I've been seeing a lot of despairing posts about how our nation could have elected Obama yet simultaneously stripped GLBT couples of the rights to marry and parent. blue_jay's post here particularly got me with the thought that "if God had brought the Israelites out of Egypt and not divided the sea, the army would have brought them right back into Egypt. We got Obama but not gay marriage. Was it enough?"

Yes, I think it was. For now, but not forever. And frankly, I don't think we have that long to wait.
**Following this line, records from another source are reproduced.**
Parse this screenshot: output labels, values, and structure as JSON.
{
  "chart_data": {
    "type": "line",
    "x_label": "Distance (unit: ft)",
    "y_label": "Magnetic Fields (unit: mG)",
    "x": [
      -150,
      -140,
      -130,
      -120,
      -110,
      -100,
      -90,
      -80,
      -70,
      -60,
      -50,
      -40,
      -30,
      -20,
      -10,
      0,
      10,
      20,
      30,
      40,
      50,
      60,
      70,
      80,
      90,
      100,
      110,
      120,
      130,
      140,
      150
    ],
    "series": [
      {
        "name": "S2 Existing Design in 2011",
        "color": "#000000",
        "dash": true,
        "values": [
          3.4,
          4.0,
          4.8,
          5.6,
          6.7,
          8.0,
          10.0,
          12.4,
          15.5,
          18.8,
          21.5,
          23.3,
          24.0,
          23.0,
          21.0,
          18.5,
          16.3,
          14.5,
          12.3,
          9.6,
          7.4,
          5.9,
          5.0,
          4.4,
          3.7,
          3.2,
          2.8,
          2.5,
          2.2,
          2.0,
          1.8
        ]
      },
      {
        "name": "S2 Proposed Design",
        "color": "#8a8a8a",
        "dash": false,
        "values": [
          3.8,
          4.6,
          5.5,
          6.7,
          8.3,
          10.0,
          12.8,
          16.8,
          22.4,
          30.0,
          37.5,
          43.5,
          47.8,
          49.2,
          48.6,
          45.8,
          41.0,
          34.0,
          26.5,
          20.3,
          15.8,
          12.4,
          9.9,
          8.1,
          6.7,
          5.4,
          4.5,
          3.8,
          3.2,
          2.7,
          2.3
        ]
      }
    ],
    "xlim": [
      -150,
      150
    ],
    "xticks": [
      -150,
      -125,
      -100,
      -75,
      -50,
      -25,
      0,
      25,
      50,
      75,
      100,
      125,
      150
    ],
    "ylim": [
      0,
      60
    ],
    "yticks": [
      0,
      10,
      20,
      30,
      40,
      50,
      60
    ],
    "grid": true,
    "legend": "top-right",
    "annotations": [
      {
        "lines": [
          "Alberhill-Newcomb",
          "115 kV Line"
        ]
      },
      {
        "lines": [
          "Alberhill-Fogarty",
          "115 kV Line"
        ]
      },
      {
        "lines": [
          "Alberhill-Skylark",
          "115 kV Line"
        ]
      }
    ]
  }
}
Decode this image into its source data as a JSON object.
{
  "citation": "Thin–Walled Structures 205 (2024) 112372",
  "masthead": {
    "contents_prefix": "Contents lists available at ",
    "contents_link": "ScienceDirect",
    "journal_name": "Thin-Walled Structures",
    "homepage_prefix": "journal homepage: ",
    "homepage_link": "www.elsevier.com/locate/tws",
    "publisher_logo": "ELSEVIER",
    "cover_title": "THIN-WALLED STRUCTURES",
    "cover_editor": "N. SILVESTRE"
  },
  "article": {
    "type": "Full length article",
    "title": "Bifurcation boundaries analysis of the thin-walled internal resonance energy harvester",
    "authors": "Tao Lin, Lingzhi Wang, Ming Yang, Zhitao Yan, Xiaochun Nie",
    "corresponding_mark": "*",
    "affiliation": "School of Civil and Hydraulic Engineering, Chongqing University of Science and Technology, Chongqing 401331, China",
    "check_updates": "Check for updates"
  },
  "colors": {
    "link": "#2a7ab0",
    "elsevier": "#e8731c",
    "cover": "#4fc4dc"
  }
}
I was riveted by Obama's reference to us as the "Joshua Generation",

"I'm here because somebody marched. I'm here because you all sacrificed for me. I stand on the shoulders of giants. I thank the Moses generation; but we've got to remember, now, that Joshua still had a job to do. As great as Moses was, despite all that he did, leading a people out of bondage, he didn't cross over the river to see the Promised Land. God told him your job is done. You'll see it. You'll be at the mountain top and you can see what I've promised. What I've promised to Abraham and Isaac and Jacob. You will see that I've fulfilled that promise but you won't go there. We're going to leave it to the Joshua generation to make sure it happens. There are still battles that need to be fought; some rivers that need to be crossed.

We are so deep in it that right now I am grateful to have someone who might even just get us pointed out of Egypt. He's laying the groundwork, and doing what he can given the cultural divisions he's working with. I hate seeing the most fundamental right to create a family legally compromised, but I truly believe that the nasty fight we are seeing in California and elsewhere is because social conservatives recognize that they are a dying breed, and that the frameworks are falling.

The Civil Rights Act was signed just over 40 years ago, and when you really think about it, it's pretty astonishing how far our society has come in that time. God told Moses "Your people will wander for 40 years in the desert and their faith will be tested. If they hold fast, they will see the promised land. But you yourself will never see it, Joshua and the younger generation will take up the staff and lead them the rest of the way." The civil rights activists held fast. We've come so far as a nation. We're close, and progress will only speed up. So Obama himself or the nation that elected him this time around is not the promised land, but at least we can see it over the mountaintops.

Perhaps I'm being a bit melodramatic in my response to J.'s Passover post, but I'm just so excited by the cultural shift alone that had to happen in this election. Perhaps it will be a while before we see more action on the civil rights front, but when we do I suspect it will be strong and permanent. And I think Obama will be around to see it.